Emilie Black of Cinema Crazed gave the film 4 out of 5 and wrote: "American Satan is a film it might take time for fans to discover but it will more than likely get a following in the next few years."
Bobby LePire of Film Threat gave it a grade of A− and wrote: "American Satan doesn't put enough time toward one of the most crucial relationships in the movie for it to work. But the acting is excellent, the directing is stylized and energetic, the characters are interesting, the ending is remarkable."

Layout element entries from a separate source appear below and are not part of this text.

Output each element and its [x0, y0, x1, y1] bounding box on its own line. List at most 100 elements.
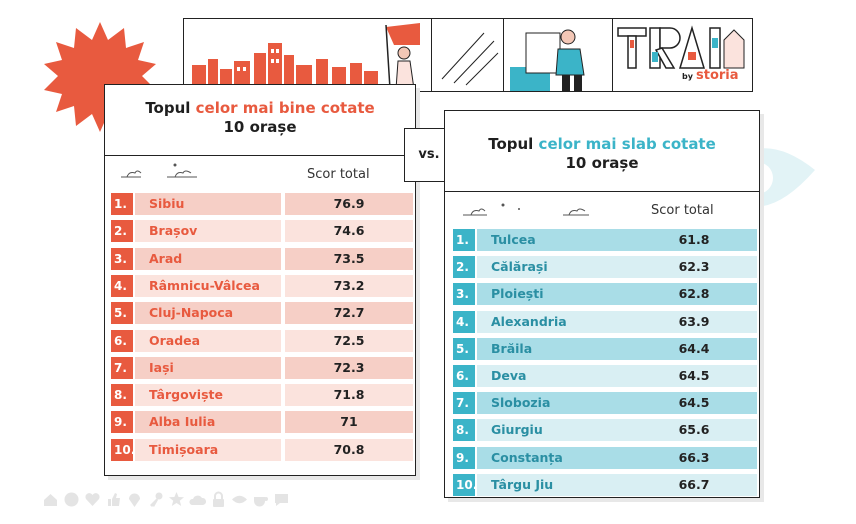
table-row: 9. Alba Iulia 71: [111, 411, 413, 434]
score-value: 72.5: [285, 329, 413, 352]
city-name: Alba Iulia: [135, 411, 281, 434]
rank-badge: 4.: [453, 310, 475, 333]
rank-badge: 8.: [453, 419, 475, 442]
score-value: 70.8: [285, 438, 413, 461]
score-value: 62.8: [631, 283, 757, 306]
table-row: 2. Brașov 74.6: [111, 220, 413, 243]
logo-storia-text: storia: [696, 68, 739, 83]
score-value: 74.6: [285, 220, 413, 243]
city-name: Alexandria: [477, 310, 631, 333]
clouds-icon: [121, 163, 197, 178]
city-name: Sibiu: [135, 193, 281, 215]
rank-badge: 3.: [111, 247, 133, 270]
rank-badge: 8.: [111, 384, 133, 407]
lock-icon: [213, 491, 224, 507]
table-row: 9. Constanța 66.3: [453, 446, 757, 469]
speech-bubble-icon: [275, 494, 288, 506]
score-value: 66.7: [631, 473, 757, 496]
score-value: 64.4: [631, 337, 757, 360]
city-name: Brăila: [477, 337, 631, 360]
rank-badge: 7.: [453, 392, 475, 415]
title-divider: [105, 155, 415, 156]
clouds-icon: [463, 203, 589, 216]
score-value: 72.3: [285, 356, 413, 379]
score-value: 63.9: [631, 310, 757, 333]
score-header: Scor total: [307, 167, 370, 182]
score-value: 73.5: [285, 247, 413, 270]
table-row: 8. Târgoviște 71.8: [111, 384, 413, 407]
rank-badge: 9.: [111, 411, 133, 434]
score-value: 71.8: [285, 384, 413, 407]
table-row: 2. Călărași 62.3: [453, 256, 757, 279]
score-value: 62.3: [631, 256, 757, 279]
coffee-cup-icon: [254, 497, 268, 507]
thumbs-up-icon: [108, 493, 120, 506]
worst-cities-card: Topul celor mai slab cotate 10 orașe Sco…: [444, 110, 760, 498]
heart-icon: [85, 493, 100, 506]
score-value: 65.6: [631, 419, 757, 442]
city-illustration: [184, 19, 432, 91]
home-icon: [44, 494, 57, 506]
city-name: Tulcea: [477, 229, 631, 251]
table-row: 7. Slobozia 64.5: [453, 392, 757, 415]
rank-badge: 2.: [111, 220, 133, 243]
trai-logo: by storia: [612, 18, 753, 92]
city-name: Constanța: [477, 446, 631, 469]
score-value: 72.7: [285, 302, 413, 325]
score-header: Scor total: [651, 203, 714, 218]
title-divider: [445, 191, 759, 192]
table-row: 6. Deva 64.5: [453, 365, 757, 387]
person-illustration: [504, 19, 613, 91]
rank-badge: 5.: [111, 302, 133, 325]
table-row: 7. Iași 72.3: [111, 356, 413, 379]
table-row: 8. Giurgiu 65.6: [453, 419, 757, 442]
city-name: Slobozia: [477, 392, 631, 415]
rank-badge: 7.: [111, 356, 133, 379]
illustration-banner: [183, 18, 753, 92]
city-name: Călărași: [477, 256, 631, 279]
rank-badge: 9.: [453, 446, 475, 469]
rank-badge: 3.: [453, 283, 475, 306]
rank-badge: 6.: [111, 329, 133, 352]
logo-by-text: by: [682, 72, 693, 81]
footer-icons-bar: [42, 491, 290, 508]
city-name: Râmnicu-Vâlcea: [135, 274, 281, 297]
rank-badge: 5.: [453, 337, 475, 360]
score-value: 73.2: [285, 274, 413, 297]
city-name: Târgu Jiu: [477, 473, 631, 496]
worst-cities-title: Topul celor mai slab cotate 10 orașe: [488, 135, 716, 172]
table-row: 4. Alexandria 63.9: [453, 310, 757, 333]
score-value: 64.5: [631, 365, 757, 387]
best-cities-title: Topul celor mai bine cotate 10 orașe: [145, 99, 375, 136]
city-name: Iași: [135, 356, 281, 379]
table-row: 1. Sibiu 76.9: [111, 193, 413, 215]
score-value: 61.8: [631, 229, 757, 251]
best-cities-card: Topul celor mai bine cotate 10 orașe Sco…: [104, 84, 416, 476]
city-name: Oradea: [135, 329, 281, 352]
star-icon: [169, 492, 184, 506]
smiley-icon: [64, 492, 79, 507]
score-value: 71: [285, 411, 413, 434]
rank-badge: 10.: [111, 438, 135, 461]
city-name: Giurgiu: [477, 419, 631, 442]
rank-badge: 2.: [453, 256, 475, 279]
table-row: 5. Cluj-Napoca 72.7: [111, 302, 413, 325]
cloud-icon: [189, 495, 206, 505]
city-name: Târgoviște: [135, 384, 281, 407]
city-name: Cluj-Napoca: [135, 302, 281, 325]
table-row: 3. Arad 73.5: [111, 247, 413, 270]
city-name: Arad: [135, 247, 281, 270]
table-row: 10. Timișoara 70.8: [111, 438, 413, 461]
score-value: 76.9: [285, 193, 413, 215]
arrows-illustration: [432, 19, 504, 91]
rank-badge: 4.: [111, 274, 133, 297]
city-name: Timișoara: [135, 438, 281, 461]
city-name: Deva: [477, 365, 631, 387]
table-row: 5. Brăila 64.4: [453, 337, 757, 360]
rank-badge: 1.: [111, 193, 133, 215]
table-row: 1. Tulcea 61.8: [453, 229, 757, 251]
table-row: 3. Ploiești 62.8: [453, 283, 757, 306]
rank-badge: 1.: [453, 229, 475, 251]
table-row: 4. Râmnicu-Vâlcea 73.2: [111, 274, 413, 297]
key-icon: [150, 492, 163, 507]
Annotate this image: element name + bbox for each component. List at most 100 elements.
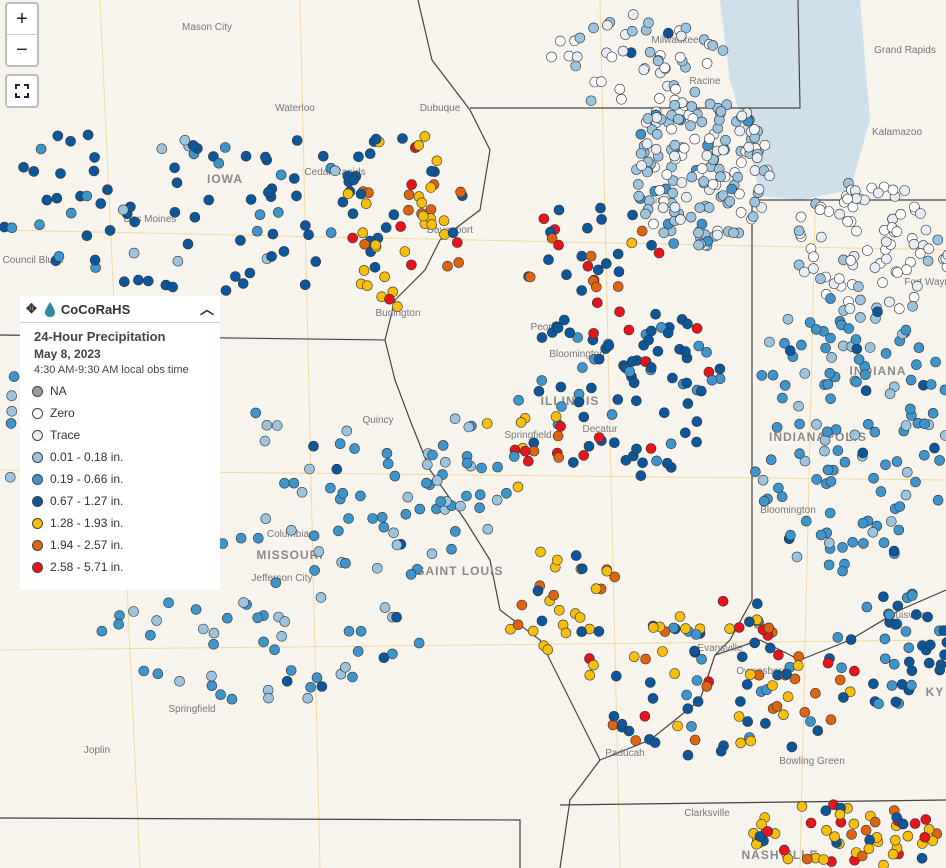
station-marker <box>632 179 644 190</box>
station-marker <box>848 818 860 830</box>
place-label: Paducah <box>605 748 644 759</box>
station-marker <box>118 204 129 216</box>
station-marker <box>533 385 545 397</box>
brand: CoCoRaHS <box>60 301 131 317</box>
station-marker <box>588 659 599 671</box>
station-marker <box>593 353 605 365</box>
station-marker <box>616 718 628 730</box>
station-marker <box>855 294 866 306</box>
station-marker <box>686 721 697 732</box>
station-marker <box>654 185 666 196</box>
station-marker <box>834 208 846 220</box>
zoom-in[interactable]: + <box>7 4 37 35</box>
station-marker <box>617 45 629 57</box>
station-marker <box>583 440 595 452</box>
station-marker <box>647 693 659 704</box>
station-marker <box>704 98 716 110</box>
station-marker <box>636 225 648 237</box>
logo <box>44 302 55 317</box>
place-label: Joplin <box>84 745 110 756</box>
station-marker <box>595 76 607 87</box>
place-label: Bloomington <box>549 349 605 360</box>
station-marker <box>582 260 594 272</box>
station-marker <box>855 312 866 323</box>
station-marker <box>570 60 582 72</box>
station-marker <box>263 187 274 198</box>
place-label: IOWA <box>207 172 243 186</box>
station-marker <box>421 459 433 470</box>
station-marker <box>553 204 565 216</box>
station-marker <box>614 306 625 318</box>
station-marker <box>796 339 807 351</box>
station-marker <box>756 818 767 830</box>
station-marker <box>642 113 654 124</box>
station-marker <box>922 611 933 623</box>
stations <box>0 9 946 868</box>
legend-label: Zero <box>50 406 75 420</box>
station-marker <box>669 668 681 679</box>
station-marker <box>524 271 536 283</box>
station-marker <box>743 141 755 153</box>
station-marker <box>782 691 794 703</box>
station-marker <box>810 687 821 699</box>
station-marker <box>206 670 217 682</box>
station-marker <box>182 238 194 250</box>
station-marker <box>609 437 620 449</box>
station-marker <box>169 207 181 218</box>
station-marker <box>612 248 624 260</box>
station-marker <box>815 529 827 541</box>
station-marker <box>891 226 903 237</box>
station-marker <box>413 637 425 649</box>
station-marker <box>626 25 638 37</box>
station-marker <box>431 475 443 486</box>
station-marker <box>842 216 853 227</box>
station-marker <box>208 638 219 650</box>
legend-label: 0.01 - 0.18 in. <box>50 450 124 464</box>
station-marker <box>724 196 736 207</box>
station-marker <box>832 445 844 456</box>
station-marker <box>736 110 748 122</box>
station-marker <box>751 152 763 163</box>
station-marker <box>603 340 615 351</box>
station-marker <box>901 264 912 276</box>
station-marker <box>789 673 801 685</box>
station-marker <box>361 280 373 292</box>
station-marker <box>875 486 887 497</box>
station-marker <box>235 235 246 246</box>
station-marker <box>230 271 241 282</box>
station-marker <box>416 197 428 209</box>
station-marker <box>602 19 613 31</box>
station-marker <box>651 455 662 467</box>
station-marker <box>645 325 657 337</box>
station-marker <box>695 385 707 397</box>
station-marker <box>527 625 539 637</box>
station-marker <box>252 612 264 624</box>
station-marker <box>449 413 461 425</box>
station-marker <box>860 369 871 381</box>
station-marker <box>536 615 548 627</box>
station-marker <box>923 657 935 669</box>
station-marker <box>689 86 701 98</box>
place-label: MISSOURI <box>256 548 323 562</box>
station-marker <box>279 477 290 489</box>
station-marker <box>648 218 659 230</box>
station-marker <box>845 634 857 645</box>
station-marker <box>551 554 563 566</box>
station-marker <box>736 157 747 168</box>
station-marker <box>52 130 64 142</box>
station-marker <box>474 489 486 501</box>
station-marker <box>897 818 909 830</box>
station-marker <box>884 296 895 308</box>
move-icon[interactable]: ✥ <box>26 301 37 316</box>
station-marker <box>333 525 344 537</box>
legend-label: 0.67 - 1.27 in. <box>50 494 124 508</box>
fullscreen-button[interactable] <box>7 76 37 106</box>
zoom-out[interactable]: − <box>16 39 28 61</box>
collapse-button[interactable]: ︿ <box>200 301 214 317</box>
station-marker <box>843 323 855 334</box>
station-marker <box>474 502 485 514</box>
station-marker <box>682 749 694 761</box>
station-marker <box>886 680 898 691</box>
station-marker <box>879 633 891 645</box>
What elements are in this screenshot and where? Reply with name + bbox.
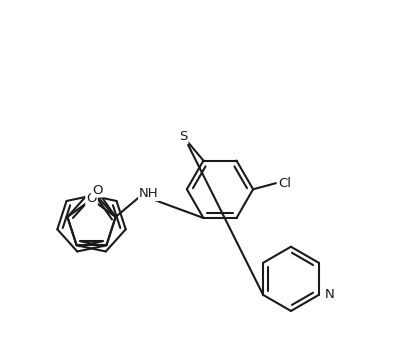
Text: N: N [325,288,335,301]
Text: Cl: Cl [278,177,291,190]
Text: NH: NH [139,187,159,200]
Text: S: S [179,130,187,143]
Text: O: O [86,192,97,205]
Text: O: O [92,184,103,196]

Kaitlyn Tiffany of The Verge gave it a negative review: "In the space of 90 minutes, it captures some of the worst acting ever committed to film..." saying that star Andy Biersack has no acting ability whatsoever.

==Television series==

A TV series spin-off, Paradise City, was announced as a continuation of the film. Andy Biersack and Ben Bruce along with other cast members reprise their roles from the film. Cameron Boyce makes a posthumous appearance in the show playing the role of Simon. Kellin Quinn of the band Sleeping With Sirens is to also appear in the show, as is Randy Blythe of Lamb of God and Sid Wilson of Slipknot.

The first season of the show has eight episodes. A teaser was released on May 1 and the official trailer was posted onto the Sumerian Records YouTube channel on December 10, 2020. The series was released on Amazon Prime Video on March 25, 2021, while also being available to purchase on other platforms.